Ulcerative Colitis (cont.)
IN THIS ARTICLE
You cannot prevent ulcerative colitis, because the cause is unknown.
You can take steps at home to reduce symptoms of ulcerative colitis.
Medicines to treat your condition: If you have only mild symptoms, antidiarrheal medicines may help. For disease in the rectum alone, you can try medicines given in a suppository, enema, or foam.
Medicines to avoid: In general, doctors recommend that you don't use nonsteroidal anti-inflammatory drugs (NSAIDs, such as ibuprofen or naproxen). These medicines may cause flare-ups. But some people may be more likely to have flare-ups from NSAIDs than other people. Talk to your doctor about whether to avoid these medicines.
A change in your diet may help reduce symptoms. Keep a food diary to find out which foods make your symptoms worse. During a flare-up, avoid or reduce these foods. But instead of cutting out a whole group of high-nutrient foods, try replacing them with healthy choices.
If you have had or are planning to have surgery that will create an ostomy, you may feel self-conscious or embarrassed. After a period of adjustment, most people are able to resume all of their usual activities.
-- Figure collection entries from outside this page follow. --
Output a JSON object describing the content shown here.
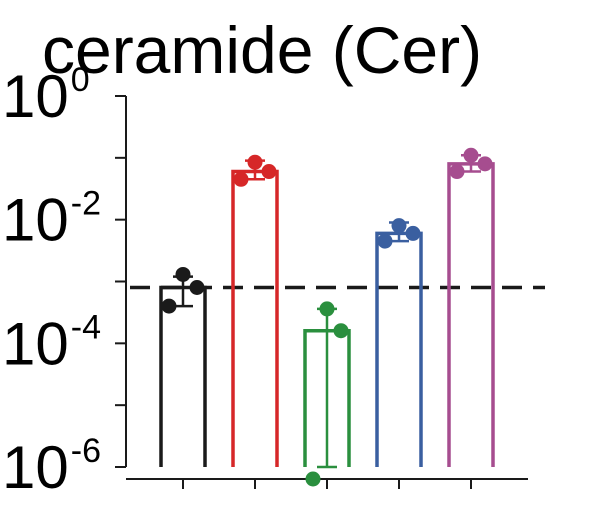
{
  "chart_data": {
    "type": "bar",
    "title": "ceramide (Cer)",
    "xlabel": "",
    "ylabel": "",
    "yscale": "log",
    "ylim": [
      1e-06,
      1
    ],
    "y_major_ticks": [
      {
        "value": 1,
        "base": "10",
        "exp": "0"
      },
      {
        "value": 0.01,
        "base": "10",
        "exp": "-2"
      },
      {
        "value": 0.0001,
        "base": "10",
        "exp": "-4"
      },
      {
        "value": 1e-06,
        "base": "10",
        "exp": "-6"
      }
    ],
    "y_minor_ticks": [
      0.1,
      0.001,
      1e-05
    ],
    "reference_line": {
      "value": 0.0008,
      "style": "dashed",
      "color": "#1a1a1a"
    },
    "grid": false,
    "legend": "none",
    "series": [
      {
        "color": "#1a1a1a",
        "mean": 0.0008,
        "err_low": 0.0004,
        "err_high": 0.0012,
        "points": [
          0.0013,
          0.0008,
          0.0004
        ]
      },
      {
        "color": "#d62728",
        "mean": 0.06,
        "err_low": 0.045,
        "err_high": 0.09,
        "points": [
          0.085,
          0.06,
          0.045
        ]
      },
      {
        "color": "#2a8f3e",
        "mean": 0.00016,
        "err_low": 1e-06,
        "err_high": 0.00036,
        "points": [
          0.00036,
          0.00016,
          6e-07
        ]
      },
      {
        "color": "#3a5fa0",
        "mean": 0.006,
        "err_low": 0.0045,
        "err_high": 0.009,
        "points": [
          0.008,
          0.006,
          0.0045
        ]
      },
      {
        "color": "#a64d8f",
        "mean": 0.08,
        "err_low": 0.06,
        "err_high": 0.11,
        "points": [
          0.11,
          0.08,
          0.06
        ]
      }
    ]
  }
}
In fact, you may feel better than before surgery because you may no longer have painful symptoms. Support groups are available for people with ostomies.
Ulcerative colitis can affect every aspect of your life. You may want to seek counseling or social support from family, friends, or clergy.
Helping a child
Children tend to have a harder time than adults in managing the disease. So your support is very important.
Children may feel self-conscious if they don't grow as fast as other children their age. Encourage your child to take medicine as prescribed. Offer your help with the treatment so that your child can feel better, start growing again, and lead a more normal life.